I spent about two hours with him and asked questions. He talked about how hard it was to be a healer, how a healer heals himself or herself first, and that life really was all about energy. Life was all about maintaining, preserving, and increasing the energy you have. Life was all about gaining access to the infinite amount of energy that was available from the sun and the moon and the water and the stars and the wind and the earth. And that was what was most missing and most needed in the world—an improved relationship to one’s own energy and to the energy of others.

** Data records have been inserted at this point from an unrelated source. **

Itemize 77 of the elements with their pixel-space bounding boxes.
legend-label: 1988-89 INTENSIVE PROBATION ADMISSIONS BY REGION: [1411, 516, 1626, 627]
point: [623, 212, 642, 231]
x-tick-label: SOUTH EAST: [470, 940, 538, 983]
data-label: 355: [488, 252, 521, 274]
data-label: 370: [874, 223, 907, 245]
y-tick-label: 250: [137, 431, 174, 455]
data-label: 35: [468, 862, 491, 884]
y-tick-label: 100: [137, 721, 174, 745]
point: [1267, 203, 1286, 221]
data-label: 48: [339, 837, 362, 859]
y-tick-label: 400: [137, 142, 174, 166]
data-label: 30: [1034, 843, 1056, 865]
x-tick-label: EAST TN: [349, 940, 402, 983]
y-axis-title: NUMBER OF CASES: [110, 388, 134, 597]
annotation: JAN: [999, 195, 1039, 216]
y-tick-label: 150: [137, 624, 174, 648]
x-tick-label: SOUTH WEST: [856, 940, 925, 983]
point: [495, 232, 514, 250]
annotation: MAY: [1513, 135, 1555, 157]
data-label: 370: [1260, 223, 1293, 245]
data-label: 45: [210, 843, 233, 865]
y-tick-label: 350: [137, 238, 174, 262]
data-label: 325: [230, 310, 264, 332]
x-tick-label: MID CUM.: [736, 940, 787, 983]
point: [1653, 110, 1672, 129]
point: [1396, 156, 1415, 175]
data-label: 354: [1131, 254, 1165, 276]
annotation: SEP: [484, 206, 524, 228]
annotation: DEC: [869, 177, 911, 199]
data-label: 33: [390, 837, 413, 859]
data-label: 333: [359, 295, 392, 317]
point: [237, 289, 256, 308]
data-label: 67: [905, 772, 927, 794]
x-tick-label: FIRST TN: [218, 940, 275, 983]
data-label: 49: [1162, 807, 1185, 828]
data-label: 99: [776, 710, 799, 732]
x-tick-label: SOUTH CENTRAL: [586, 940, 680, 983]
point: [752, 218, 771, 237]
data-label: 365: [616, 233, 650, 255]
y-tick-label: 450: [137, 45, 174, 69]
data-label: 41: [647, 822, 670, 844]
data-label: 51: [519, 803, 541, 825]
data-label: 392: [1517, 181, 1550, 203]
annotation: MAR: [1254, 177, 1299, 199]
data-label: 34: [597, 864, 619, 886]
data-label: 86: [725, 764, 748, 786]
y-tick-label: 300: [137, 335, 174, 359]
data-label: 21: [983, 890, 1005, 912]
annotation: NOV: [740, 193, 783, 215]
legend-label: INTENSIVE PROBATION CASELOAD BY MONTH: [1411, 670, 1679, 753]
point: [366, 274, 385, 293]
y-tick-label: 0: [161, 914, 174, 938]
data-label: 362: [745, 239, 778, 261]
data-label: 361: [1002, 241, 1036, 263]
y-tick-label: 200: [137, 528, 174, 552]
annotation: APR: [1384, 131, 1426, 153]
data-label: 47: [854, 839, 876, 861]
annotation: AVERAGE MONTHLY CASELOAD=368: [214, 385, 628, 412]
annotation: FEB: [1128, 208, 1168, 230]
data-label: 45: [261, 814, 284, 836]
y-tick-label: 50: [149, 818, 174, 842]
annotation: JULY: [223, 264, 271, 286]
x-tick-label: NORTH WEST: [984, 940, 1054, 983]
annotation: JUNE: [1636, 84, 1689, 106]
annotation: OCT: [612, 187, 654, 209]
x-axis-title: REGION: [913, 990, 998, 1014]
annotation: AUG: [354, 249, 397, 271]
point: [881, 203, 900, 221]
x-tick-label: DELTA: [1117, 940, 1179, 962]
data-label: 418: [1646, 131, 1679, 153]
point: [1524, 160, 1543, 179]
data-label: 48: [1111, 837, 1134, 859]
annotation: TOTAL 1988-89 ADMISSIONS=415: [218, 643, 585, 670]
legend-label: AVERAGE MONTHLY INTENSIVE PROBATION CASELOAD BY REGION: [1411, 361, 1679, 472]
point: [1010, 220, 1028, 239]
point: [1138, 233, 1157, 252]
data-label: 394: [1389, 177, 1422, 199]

He told me his people call this energy by the name of “Weya”, and I found that Weya was pretty hard to define. It was everywhere. It was contained in all living and inanimate things. It seemed to have a spiritual quality, and he and his people sang songs about it and were always attending to their relationship with Weya, with energy. He taught that when one was in harmony with the energy, life worked. And when one ignored the energy, life didn’t work. I didn’t begin to understand what he was saying or where he was really coming from. But I knew, both from his words and the calm way he was being about it, that he was representing something I had not seen before: that living in a world in which my harmonious relationship with my own energy and the energy of others was possible. I saw that healing was getting energy to be where it was missing and needed.